Erin Simkin / Showtime

From there, the story backtracks one year, recounting the events leading up to that fateful day and titling the episodes after how many days are left. (Episode 1 is “365,” Episode 2 is “364,” and Episode 3, lest you worry it’ll take 36 seasons to get to Black Monday, jumps ahead to “339.”) Each entry tracks the day-to-day activities of The Jammer Group, a bunch of party-loving traders led by Monroe who are trying to make a name for themselves on Wall Street. While their “Wolf of Wall Street” antics are entertaining and captured with an aptly furious influx, the flaw lies in their leader. Moe defines himself by two things: money and cocaine. Even though he asks for pity through his ailing love life, all signs point to his loneliness being self-inflicted, and the rest of his cruel, careless ‘nannigans will likely soon prove meaner than they are funny.

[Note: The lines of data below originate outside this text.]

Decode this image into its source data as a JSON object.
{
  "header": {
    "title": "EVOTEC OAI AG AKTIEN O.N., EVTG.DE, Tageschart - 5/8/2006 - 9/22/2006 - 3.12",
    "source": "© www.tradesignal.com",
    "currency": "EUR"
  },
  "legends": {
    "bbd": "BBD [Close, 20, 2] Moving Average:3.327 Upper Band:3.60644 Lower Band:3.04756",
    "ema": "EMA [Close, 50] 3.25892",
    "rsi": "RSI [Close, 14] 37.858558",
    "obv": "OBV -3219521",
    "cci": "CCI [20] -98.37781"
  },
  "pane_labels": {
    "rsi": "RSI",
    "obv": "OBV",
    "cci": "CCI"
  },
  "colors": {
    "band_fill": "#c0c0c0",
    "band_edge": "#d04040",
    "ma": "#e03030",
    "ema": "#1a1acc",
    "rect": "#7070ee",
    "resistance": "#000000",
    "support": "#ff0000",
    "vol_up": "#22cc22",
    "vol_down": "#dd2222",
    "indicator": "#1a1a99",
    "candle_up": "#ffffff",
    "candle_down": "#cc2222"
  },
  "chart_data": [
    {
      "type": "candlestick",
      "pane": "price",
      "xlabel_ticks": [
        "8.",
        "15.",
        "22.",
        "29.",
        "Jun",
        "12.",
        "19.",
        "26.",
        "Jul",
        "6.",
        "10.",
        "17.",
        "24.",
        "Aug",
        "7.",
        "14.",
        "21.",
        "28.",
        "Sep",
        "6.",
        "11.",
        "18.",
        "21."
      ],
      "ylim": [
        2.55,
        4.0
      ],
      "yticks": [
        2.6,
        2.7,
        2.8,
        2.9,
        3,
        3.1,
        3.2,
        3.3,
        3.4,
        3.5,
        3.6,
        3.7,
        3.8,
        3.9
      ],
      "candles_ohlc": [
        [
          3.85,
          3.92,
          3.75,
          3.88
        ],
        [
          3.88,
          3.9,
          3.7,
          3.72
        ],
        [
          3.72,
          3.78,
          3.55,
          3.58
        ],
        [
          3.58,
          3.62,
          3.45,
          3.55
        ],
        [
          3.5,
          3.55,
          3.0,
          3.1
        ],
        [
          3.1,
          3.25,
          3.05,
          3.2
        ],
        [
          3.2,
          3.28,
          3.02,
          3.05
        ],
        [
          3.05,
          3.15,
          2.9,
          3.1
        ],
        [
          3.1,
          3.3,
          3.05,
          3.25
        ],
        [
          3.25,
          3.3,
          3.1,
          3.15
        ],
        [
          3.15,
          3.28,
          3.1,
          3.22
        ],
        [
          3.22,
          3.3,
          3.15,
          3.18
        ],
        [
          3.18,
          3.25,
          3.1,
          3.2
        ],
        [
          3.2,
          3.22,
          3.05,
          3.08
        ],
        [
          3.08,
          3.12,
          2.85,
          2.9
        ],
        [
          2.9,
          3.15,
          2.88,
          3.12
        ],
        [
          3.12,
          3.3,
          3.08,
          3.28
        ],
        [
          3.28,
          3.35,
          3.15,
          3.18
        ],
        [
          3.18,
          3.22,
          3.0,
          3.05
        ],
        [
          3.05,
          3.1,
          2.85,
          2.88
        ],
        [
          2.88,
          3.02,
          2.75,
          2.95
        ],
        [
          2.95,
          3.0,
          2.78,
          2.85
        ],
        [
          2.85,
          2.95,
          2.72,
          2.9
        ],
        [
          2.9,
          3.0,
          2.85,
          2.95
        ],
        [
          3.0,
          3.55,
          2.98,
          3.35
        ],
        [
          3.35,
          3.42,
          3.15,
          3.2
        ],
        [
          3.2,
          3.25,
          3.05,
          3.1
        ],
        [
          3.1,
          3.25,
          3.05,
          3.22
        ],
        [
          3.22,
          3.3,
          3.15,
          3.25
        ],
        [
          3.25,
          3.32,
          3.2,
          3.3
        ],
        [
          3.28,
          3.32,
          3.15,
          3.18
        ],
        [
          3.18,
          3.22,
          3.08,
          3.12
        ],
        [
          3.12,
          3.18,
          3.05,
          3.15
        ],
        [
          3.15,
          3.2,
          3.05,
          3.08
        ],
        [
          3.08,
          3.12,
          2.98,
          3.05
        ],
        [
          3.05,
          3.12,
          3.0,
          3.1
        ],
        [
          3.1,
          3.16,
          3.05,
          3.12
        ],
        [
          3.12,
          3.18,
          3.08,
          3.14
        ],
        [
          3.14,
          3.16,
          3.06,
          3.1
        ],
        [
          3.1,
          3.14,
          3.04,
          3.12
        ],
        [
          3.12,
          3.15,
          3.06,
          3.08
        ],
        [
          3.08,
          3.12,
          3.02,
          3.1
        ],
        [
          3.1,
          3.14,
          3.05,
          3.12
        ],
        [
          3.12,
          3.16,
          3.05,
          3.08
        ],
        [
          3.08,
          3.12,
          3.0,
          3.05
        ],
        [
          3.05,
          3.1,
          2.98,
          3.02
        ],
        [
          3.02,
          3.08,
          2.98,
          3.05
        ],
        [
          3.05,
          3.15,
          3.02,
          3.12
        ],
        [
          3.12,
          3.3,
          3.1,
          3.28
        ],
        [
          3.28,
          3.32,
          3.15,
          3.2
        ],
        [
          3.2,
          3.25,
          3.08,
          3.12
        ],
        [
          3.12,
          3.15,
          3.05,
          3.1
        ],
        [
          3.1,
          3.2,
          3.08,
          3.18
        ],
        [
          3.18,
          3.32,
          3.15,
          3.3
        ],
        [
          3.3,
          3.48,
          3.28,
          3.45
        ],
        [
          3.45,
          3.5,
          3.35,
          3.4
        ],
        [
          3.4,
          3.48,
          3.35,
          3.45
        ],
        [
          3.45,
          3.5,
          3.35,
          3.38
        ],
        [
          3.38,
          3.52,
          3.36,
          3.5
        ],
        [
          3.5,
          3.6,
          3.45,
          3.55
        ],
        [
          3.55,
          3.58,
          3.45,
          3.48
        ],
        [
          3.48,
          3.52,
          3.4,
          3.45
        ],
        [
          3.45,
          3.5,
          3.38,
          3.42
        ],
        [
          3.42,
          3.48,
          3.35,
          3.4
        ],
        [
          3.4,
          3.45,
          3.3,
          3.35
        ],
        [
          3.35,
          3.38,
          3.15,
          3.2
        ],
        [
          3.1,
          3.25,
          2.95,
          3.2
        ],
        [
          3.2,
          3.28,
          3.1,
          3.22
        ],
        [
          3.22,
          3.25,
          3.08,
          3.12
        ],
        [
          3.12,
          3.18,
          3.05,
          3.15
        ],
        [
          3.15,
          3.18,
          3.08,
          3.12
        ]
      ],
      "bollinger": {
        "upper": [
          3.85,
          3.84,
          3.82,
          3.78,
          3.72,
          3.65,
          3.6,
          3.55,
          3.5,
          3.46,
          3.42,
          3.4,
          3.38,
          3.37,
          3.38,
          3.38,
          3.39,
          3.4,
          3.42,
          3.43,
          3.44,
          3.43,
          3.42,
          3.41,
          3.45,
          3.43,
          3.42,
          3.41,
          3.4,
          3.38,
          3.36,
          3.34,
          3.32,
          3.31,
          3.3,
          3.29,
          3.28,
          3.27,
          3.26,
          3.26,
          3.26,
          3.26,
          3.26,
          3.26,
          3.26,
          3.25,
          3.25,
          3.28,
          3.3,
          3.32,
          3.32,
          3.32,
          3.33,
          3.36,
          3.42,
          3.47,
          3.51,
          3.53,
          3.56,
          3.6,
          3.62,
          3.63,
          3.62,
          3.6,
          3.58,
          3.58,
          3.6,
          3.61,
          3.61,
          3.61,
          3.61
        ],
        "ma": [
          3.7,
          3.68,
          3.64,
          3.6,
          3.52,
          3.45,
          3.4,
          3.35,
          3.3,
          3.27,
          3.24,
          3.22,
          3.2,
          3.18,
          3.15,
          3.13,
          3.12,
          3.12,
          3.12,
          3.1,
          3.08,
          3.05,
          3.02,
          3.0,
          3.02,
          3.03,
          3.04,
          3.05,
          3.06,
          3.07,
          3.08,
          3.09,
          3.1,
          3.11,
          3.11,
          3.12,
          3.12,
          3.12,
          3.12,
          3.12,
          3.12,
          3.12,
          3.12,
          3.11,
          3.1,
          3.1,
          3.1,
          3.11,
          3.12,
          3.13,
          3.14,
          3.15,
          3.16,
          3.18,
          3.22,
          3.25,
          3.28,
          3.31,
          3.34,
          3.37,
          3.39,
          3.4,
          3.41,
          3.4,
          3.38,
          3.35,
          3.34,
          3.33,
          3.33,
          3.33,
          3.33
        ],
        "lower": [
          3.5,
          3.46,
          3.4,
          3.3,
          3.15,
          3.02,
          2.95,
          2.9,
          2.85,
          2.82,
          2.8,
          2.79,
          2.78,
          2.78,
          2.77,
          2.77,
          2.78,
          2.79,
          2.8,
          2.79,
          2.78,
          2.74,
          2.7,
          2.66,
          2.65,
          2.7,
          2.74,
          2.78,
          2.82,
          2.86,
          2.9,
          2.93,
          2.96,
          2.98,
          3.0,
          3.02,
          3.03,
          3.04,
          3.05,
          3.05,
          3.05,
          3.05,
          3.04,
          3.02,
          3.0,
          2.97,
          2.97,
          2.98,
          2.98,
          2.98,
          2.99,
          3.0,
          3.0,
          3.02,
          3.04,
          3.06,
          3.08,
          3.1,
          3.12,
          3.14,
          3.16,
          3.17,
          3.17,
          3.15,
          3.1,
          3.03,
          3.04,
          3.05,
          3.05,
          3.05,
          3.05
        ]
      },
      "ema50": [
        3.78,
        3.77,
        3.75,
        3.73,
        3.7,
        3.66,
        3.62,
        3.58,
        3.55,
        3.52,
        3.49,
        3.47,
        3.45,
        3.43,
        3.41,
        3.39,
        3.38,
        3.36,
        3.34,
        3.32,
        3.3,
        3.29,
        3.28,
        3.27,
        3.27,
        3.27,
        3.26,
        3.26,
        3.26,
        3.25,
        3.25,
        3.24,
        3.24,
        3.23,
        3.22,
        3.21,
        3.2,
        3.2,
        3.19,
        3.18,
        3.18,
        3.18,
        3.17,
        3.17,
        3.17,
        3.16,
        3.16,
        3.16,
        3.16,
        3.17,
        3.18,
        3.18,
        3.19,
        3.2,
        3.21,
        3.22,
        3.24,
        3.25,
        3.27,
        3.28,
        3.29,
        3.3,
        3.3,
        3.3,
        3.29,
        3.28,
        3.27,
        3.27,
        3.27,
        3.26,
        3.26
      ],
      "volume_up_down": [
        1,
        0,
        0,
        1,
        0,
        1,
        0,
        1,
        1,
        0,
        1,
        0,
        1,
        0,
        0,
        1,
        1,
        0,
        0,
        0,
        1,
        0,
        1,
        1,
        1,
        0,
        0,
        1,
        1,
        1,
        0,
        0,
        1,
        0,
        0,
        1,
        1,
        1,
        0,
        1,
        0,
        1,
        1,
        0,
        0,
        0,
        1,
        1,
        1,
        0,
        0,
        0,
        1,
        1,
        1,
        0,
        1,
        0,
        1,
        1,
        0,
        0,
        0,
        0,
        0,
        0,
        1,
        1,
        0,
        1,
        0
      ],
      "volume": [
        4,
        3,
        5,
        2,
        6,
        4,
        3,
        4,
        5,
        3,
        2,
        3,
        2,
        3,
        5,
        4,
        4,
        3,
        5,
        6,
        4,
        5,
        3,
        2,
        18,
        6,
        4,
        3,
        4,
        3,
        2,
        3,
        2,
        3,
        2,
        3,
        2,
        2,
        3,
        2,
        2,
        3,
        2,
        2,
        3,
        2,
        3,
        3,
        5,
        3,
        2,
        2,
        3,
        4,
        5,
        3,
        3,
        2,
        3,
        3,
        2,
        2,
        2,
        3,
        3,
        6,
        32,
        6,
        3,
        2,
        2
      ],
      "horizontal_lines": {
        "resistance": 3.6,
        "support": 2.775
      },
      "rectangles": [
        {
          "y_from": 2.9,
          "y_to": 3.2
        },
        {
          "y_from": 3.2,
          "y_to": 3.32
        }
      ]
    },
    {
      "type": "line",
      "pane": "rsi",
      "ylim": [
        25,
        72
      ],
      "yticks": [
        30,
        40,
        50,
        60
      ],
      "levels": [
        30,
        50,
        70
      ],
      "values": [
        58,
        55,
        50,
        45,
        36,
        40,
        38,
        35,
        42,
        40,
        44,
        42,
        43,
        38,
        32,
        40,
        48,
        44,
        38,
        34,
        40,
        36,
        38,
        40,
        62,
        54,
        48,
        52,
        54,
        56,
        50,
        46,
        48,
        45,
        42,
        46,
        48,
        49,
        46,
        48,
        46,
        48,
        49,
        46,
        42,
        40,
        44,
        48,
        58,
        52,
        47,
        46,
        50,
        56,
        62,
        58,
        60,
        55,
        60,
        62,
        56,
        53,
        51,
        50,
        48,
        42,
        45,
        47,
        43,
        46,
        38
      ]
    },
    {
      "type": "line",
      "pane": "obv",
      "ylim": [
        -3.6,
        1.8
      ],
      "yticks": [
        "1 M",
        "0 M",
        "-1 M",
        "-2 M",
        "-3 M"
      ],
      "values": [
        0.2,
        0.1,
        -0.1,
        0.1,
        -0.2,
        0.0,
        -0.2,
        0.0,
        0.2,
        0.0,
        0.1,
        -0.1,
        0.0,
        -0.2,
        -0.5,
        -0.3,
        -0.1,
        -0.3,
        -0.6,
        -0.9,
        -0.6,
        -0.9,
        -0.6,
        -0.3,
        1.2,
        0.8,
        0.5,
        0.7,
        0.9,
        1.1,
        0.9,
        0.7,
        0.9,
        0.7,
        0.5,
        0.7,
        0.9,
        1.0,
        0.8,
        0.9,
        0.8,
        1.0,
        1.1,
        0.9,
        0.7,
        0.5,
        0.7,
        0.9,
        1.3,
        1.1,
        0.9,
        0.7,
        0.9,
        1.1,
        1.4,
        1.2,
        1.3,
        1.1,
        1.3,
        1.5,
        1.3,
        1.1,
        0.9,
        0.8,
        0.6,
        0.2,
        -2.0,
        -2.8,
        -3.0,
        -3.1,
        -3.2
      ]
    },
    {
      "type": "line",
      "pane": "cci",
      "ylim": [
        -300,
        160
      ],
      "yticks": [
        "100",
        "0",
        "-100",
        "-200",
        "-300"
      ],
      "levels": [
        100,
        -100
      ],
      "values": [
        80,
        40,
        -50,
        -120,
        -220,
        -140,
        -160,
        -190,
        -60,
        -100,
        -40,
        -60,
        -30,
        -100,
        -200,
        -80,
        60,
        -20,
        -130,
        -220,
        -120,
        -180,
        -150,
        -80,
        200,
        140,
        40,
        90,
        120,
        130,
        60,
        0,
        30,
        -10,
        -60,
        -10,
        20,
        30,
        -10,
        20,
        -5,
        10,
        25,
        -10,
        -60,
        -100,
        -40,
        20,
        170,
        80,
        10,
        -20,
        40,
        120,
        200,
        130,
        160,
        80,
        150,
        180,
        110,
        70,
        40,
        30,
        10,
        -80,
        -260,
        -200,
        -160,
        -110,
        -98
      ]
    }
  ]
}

Still, he’s balanced out by a naively good-hearted new kid (Rannels), who’s sharp in his comic timing but a little familiar as a character, and even more so by Dawn, whose only flaw is an inexplicable attachment to Moe. She’s the best trader on the block; her hair is so high and bouncy she could lease it as a bouncy house for kids’ parties on the weekend; her fashion is as on point as one could hope for during the ostentatious ’80s, and she’s as quick with an insult as she is supportive of hearing a great one. In short, she’s got a clear goal — conquer the men’s world of Wall Street — and a whole lot of character. Why isn’t she leading the series?

There’s no good answer for that, but things could easily shift in her direction if Moe is the one who jumps off the building. “Black Monday” is overflowing with big, bold choices, daring you to be bored and winning that bet 90 percent of the time. (The pilot is even directed by Seth Rogen and Evan Goldberg, adding behind-the-scenes opulence to the onscreen banquet of excess.) But it’s also awash in red flags for a burgeoning series, as the lead character is a questionable, outdated pick and the premise begs for a quick resolution to the mystery being teased. But viewers could do a lot worse than invest in this likely crash — plus, Caspe already has one iconic, shoulda-been-a-bust series under his belt. Maybe he can add one more.

Grade: B-

“Black Monday” premieres Sunday, January 20 at 10 p.m. ET on Showtime.